D. Tujuan  Penciptaan  Manusia dalam Al-Quran
Dalam A-Quran banyak ditemukan gambaran yang membicarakan tentang manusia dan makna filosofi dari pembicaraannya. Manusia adalah makhluk kosmis yang sangat penting, karena dilengkapi dengan semua pembawaan dan syarat-syarat yang diperlukan bagi mengemban tugas dan fungsinya sebagai makhluk Allah di muka bumi (Al Syaibani, 1973)[3]. Tujuan dan fungsi penciptaan manusia itu dapat diklasifikasikan kepada dua, yaitu sebagai khalifah atau pengganti Allah SWT untuk melaksanakn titah-Nya di muka bumi dan manusia adalah pemimpin yang kepadanya diserahi tugas untuk memimpin diri dan makhluk lainnya serta memakmurkan dan mendayagunakan alam semesta ( Q.S. 2:30 )[4]. Salah satu implikasi terpenting dari khalifah manusia di muka bumi ini adalah pentingnya kemampuan untuk memahami alam semesta tempat ia hidup dan menjalankan tugasnya.
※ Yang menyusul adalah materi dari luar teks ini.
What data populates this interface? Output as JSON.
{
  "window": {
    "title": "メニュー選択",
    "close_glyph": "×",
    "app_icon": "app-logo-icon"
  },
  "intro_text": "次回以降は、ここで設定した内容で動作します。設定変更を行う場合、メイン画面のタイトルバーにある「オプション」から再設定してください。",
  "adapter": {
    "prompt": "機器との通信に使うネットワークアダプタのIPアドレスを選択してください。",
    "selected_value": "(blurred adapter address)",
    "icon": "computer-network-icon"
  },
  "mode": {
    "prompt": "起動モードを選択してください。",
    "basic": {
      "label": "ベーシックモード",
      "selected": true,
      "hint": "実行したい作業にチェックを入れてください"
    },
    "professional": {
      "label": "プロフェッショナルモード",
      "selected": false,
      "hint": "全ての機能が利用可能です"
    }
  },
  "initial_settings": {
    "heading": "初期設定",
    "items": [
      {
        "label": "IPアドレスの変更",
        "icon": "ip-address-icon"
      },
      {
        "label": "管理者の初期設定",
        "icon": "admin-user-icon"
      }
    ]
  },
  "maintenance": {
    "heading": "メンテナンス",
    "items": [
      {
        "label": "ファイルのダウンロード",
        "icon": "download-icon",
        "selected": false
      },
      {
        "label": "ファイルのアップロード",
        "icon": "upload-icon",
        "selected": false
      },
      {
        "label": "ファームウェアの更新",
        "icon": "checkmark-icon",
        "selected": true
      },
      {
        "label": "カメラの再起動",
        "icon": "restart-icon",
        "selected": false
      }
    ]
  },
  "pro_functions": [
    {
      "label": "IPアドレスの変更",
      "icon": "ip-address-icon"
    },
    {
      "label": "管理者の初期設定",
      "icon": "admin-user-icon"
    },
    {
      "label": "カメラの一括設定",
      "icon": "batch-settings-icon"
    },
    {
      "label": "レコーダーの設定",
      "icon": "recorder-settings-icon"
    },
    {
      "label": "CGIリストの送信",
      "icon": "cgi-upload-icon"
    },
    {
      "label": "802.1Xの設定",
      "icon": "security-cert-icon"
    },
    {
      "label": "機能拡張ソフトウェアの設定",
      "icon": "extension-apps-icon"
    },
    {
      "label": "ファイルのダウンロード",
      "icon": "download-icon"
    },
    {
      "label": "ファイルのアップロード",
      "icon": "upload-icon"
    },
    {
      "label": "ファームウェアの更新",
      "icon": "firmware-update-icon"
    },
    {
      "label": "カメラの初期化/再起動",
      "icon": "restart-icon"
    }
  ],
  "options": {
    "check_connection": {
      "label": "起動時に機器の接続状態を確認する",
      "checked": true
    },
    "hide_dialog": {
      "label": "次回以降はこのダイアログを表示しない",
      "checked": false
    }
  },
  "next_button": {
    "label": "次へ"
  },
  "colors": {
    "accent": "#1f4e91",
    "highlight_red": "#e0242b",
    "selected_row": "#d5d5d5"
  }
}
Manusia memiliki kemungkinan untuk hal ini di karenakan kepada dianugerahan Allah sebagi potensi. Berdasarkan inilah manusia dapat mengolah dan memanfaatkan alam ini untuk keperluan hidupnya. Karenanya, manusia diharapkan mampu mempertahankan martabatnya sebagai khalifah Allah yang hanya tunduk kepada alam semesta. 


E. Tujuan Pendidikan Islam
Bila pendidikan kita pandang sebagai suatu proses, maka proses tersebut akan berakhir pada tercapainya tujuan akhir pendidikan. Suatu tujuan yang hendak dicapai oleh pendidikan pada hakekatnya adalah suatu perwujudan dari nilai-nilai ideal yang terbentuk dalam pribadi manusia yang diinginkan. Jika kita berbicara tentang tujuan pendidikan Islam, berarti berbicara tentang nilai-nilai ideal yang bercorak Islami (Arifin, 1987)[5]. Hal ini mengandung makna bahwa tujuan pendidikan Islam tidak lain adalah tujuan yang merealisasikan idealitas Islami. Sedangkan idealitas Islami itu sendiri pada hakikatnya adalah mengandung nilai prilaku manusia yang didasari atau dijiwai oleh iman dan taqwa kepada Allah sebagai sumber kekuasaan mutlak yang harus ditaati. Adapun dimensi kehidupan yang mengandung nilai ideal Islami dapat kita kategorikan ke dalam 3 macam sebagai berikut:
1. Demensi yang mengandung nilai yang meningkatkan kesejahteraan hidup manusia di dunia. Dimensi nilai kehidupan ini mendorong kegiatan manusia untuk menggelola dan memanfaatkan dunia ini agar menjadi bekal/sarana bagi kehidupan diakhirat.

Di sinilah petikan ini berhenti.